Ce « reportage » est paru dans Le Figaro de ce lundi 30 mars. On chercherait, sans doute, en vain dans les grands médias d’hier et d’aujourd’hui, une réflexion de quelque envergure sur cette visite du pape à Monaco, chargée d’une diffuse nostalgie de chrétienté, celle qui, selon Maurras, aurait pu faire l’unité de l’Europe et, à partir d’elle, de terres lointaines ; et visite marquée aussi par la référence explicite du pape à la doctrine sociale de l’Eglise, l’appel à la solidarité des classes sociales, telle que déjà prêchée par son prédécesseur, Léon XIII, la condamnation des divers objets d’idolâtrie de la modernité, l’Argent, la technologie, enfin, la dénonciation de la guerre, l’appel à la paix, etc. Nous n’y pouvons rien, c’est Le Figaro qui a publié cet article digne d’intérêt, en forme de reportage. Des questions religieuses et vaticanes, Jean-Marie Guénois est un spécialiste avisé. Il nous a paru utile de reprendre cet article, qui a aussi le mérite de donner de nombreuses citations des discours du Saint-Père. Chacun, ensuite, en jugera selon ses moyens. — JSF
Par Jean-Marie Guénois.
REPORTAGE – Durant ce court séjour, samedi, Léon XIV a révélé son envergure politique et internationale en sortant de la réserve qu’il tenait jusque-là. Haut et fort, il a exprimé ses convictions sur la justice sociale, sur l’éthique, sur la violence de la guerre.

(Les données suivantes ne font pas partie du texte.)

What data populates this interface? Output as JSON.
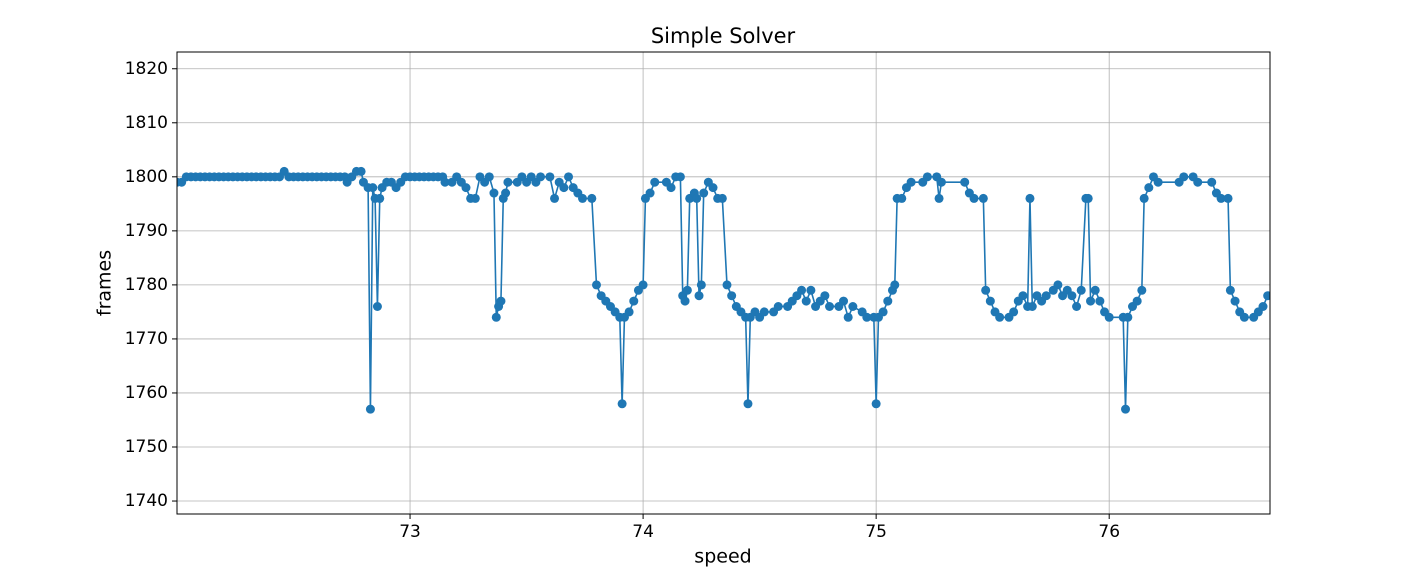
{
  "chart_data": {
    "type": "line",
    "title": "Simple Solver",
    "x_label": "speed",
    "y_label": "frames",
    "xlim": [
      72.0,
      76.69
    ],
    "ylim": [
      1737.6,
      1823.1
    ],
    "xticks": [
      73,
      74,
      75,
      76
    ],
    "yticks": [
      1740,
      1750,
      1760,
      1770,
      1780,
      1790,
      1800,
      1810,
      1820
    ],
    "grid": true,
    "x": [
      72.0,
      72.02,
      72.04,
      72.06,
      72.08,
      72.1,
      72.12,
      72.14,
      72.16,
      72.18,
      72.2,
      72.22,
      72.24,
      72.26,
      72.28,
      72.3,
      72.32,
      72.34,
      72.36,
      72.38,
      72.4,
      72.42,
      72.44,
      72.46,
      72.48,
      72.5,
      72.52,
      72.54,
      72.56,
      72.58,
      72.6,
      72.62,
      72.64,
      72.66,
      72.68,
      72.7,
      72.72,
      72.73,
      72.75,
      72.77,
      72.79,
      72.8,
      72.82,
      72.83,
      72.84,
      72.85,
      72.86,
      72.87,
      72.88,
      72.9,
      72.92,
      72.94,
      72.96,
      72.98,
      73.0,
      73.02,
      73.04,
      73.06,
      73.08,
      73.1,
      73.12,
      73.14,
      73.15,
      73.18,
      73.2,
      73.22,
      73.24,
      73.26,
      73.28,
      73.3,
      73.32,
      73.34,
      73.36,
      73.37,
      73.38,
      73.39,
      73.4,
      73.41,
      73.42,
      73.46,
      73.48,
      73.5,
      73.52,
      73.54,
      73.56,
      73.6,
      73.62,
      73.64,
      73.66,
      73.68,
      73.7,
      73.72,
      73.74,
      73.78,
      73.8,
      73.82,
      73.84,
      73.86,
      73.88,
      73.9,
      73.91,
      73.92,
      73.94,
      73.96,
      73.98,
      74.0,
      74.01,
      74.03,
      74.05,
      74.1,
      74.12,
      74.14,
      74.16,
      74.17,
      74.18,
      74.19,
      74.2,
      74.22,
      74.23,
      74.24,
      74.25,
      74.26,
      74.28,
      74.3,
      74.32,
      74.34,
      74.36,
      74.38,
      74.4,
      74.42,
      74.44,
      74.45,
      74.46,
      74.48,
      74.5,
      74.52,
      74.56,
      74.58,
      74.62,
      74.64,
      74.66,
      74.68,
      74.7,
      74.72,
      74.74,
      74.76,
      74.78,
      74.8,
      74.84,
      74.86,
      74.88,
      74.9,
      74.94,
      74.96,
      74.99,
      75.0,
      75.01,
      75.03,
      75.05,
      75.07,
      75.08,
      75.09,
      75.11,
      75.13,
      75.15,
      75.2,
      75.22,
      75.26,
      75.27,
      75.28,
      75.38,
      75.4,
      75.42,
      75.46,
      75.47,
      75.49,
      75.51,
      75.53,
      75.57,
      75.59,
      75.61,
      75.63,
      75.65,
      75.66,
      75.67,
      75.69,
      75.71,
      75.73,
      75.76,
      75.78,
      75.8,
      75.82,
      75.84,
      75.86,
      75.88,
      75.9,
      75.91,
      75.92,
      75.94,
      75.96,
      75.98,
      76.0,
      76.06,
      76.07,
      76.08,
      76.1,
      76.12,
      76.14,
      76.15,
      76.17,
      76.19,
      76.21,
      76.3,
      76.32,
      76.36,
      76.38,
      76.44,
      76.46,
      76.48,
      76.51,
      76.52,
      76.54,
      76.56,
      76.58,
      76.62,
      76.64,
      76.66,
      76.68
    ],
    "series": [
      {
        "color": "#1f77b4",
        "values": [
          1799,
          1799,
          1800,
          1800,
          1800,
          1800,
          1800,
          1800,
          1800,
          1800,
          1800,
          1800,
          1800,
          1800,
          1800,
          1800,
          1800,
          1800,
          1800,
          1800,
          1800,
          1800,
          1800,
          1801,
          1800,
          1800,
          1800,
          1800,
          1800,
          1800,
          1800,
          1800,
          1800,
          1800,
          1800,
          1800,
          1800,
          1799,
          1800,
          1801,
          1801,
          1799,
          1798,
          1757,
          1798,
          1796,
          1776,
          1796,
          1798,
          1799,
          1799,
          1798,
          1799,
          1800,
          1800,
          1800,
          1800,
          1800,
          1800,
          1800,
          1800,
          1800,
          1799,
          1799,
          1800,
          1799,
          1798,
          1796,
          1796,
          1800,
          1799,
          1800,
          1797,
          1774,
          1776,
          1777,
          1796,
          1797,
          1799,
          1799,
          1800,
          1799,
          1800,
          1799,
          1800,
          1800,
          1796,
          1799,
          1798,
          1800,
          1798,
          1797,
          1796,
          1796,
          1780,
          1778,
          1777,
          1776,
          1775,
          1774,
          1758,
          1774,
          1775,
          1777,
          1779,
          1780,
          1796,
          1797,
          1799,
          1799,
          1798,
          1800,
          1800,
          1778,
          1777,
          1779,
          1796,
          1797,
          1796,
          1778,
          1780,
          1797,
          1799,
          1798,
          1796,
          1796,
          1780,
          1778,
          1776,
          1775,
          1774,
          1758,
          1774,
          1775,
          1774,
          1775,
          1775,
          1776,
          1776,
          1777,
          1778,
          1779,
          1777,
          1779,
          1776,
          1777,
          1778,
          1776,
          1776,
          1777,
          1774,
          1776,
          1775,
          1774,
          1774,
          1758,
          1774,
          1775,
          1777,
          1779,
          1780,
          1796,
          1796,
          1798,
          1799,
          1799,
          1800,
          1800,
          1796,
          1799,
          1799,
          1797,
          1796,
          1796,
          1779,
          1777,
          1775,
          1774,
          1774,
          1775,
          1777,
          1778,
          1776,
          1796,
          1776,
          1778,
          1777,
          1778,
          1779,
          1780,
          1778,
          1779,
          1778,
          1776,
          1779,
          1796,
          1796,
          1777,
          1779,
          1777,
          1775,
          1774,
          1774,
          1757,
          1774,
          1776,
          1777,
          1779,
          1796,
          1798,
          1800,
          1799,
          1799,
          1800,
          1800,
          1799,
          1799,
          1797,
          1796,
          1796,
          1779,
          1777,
          1775,
          1774,
          1774,
          1775,
          1776,
          1778
        ]
      }
    ]
  }
}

À la vitesse d’un escargot, ce samedi 28 mars, la papamobile longe les stands en construction du futur grand prix de Formule 1 de Monaco. Un drôle de contraste que cette éternité spirituelle avec les si précieux centièmes de seconde de ces bolides. Haut lieu de la frénésie milliardaire, « le Rocher » est aussi le socle d’une fidélité sans faille, depuis sept siècles, à l’Église catholique, religion d’État de la principauté. Deux rythmes, deux espaces-temps. Aux premiers tours de roue du célèbre 4 × 4 Mercedes blanc immatriculé SCV 1, plaque minéralogique du Vatican, beaucoup se demandent encore ce que le pape américain vient faire dans la principauté.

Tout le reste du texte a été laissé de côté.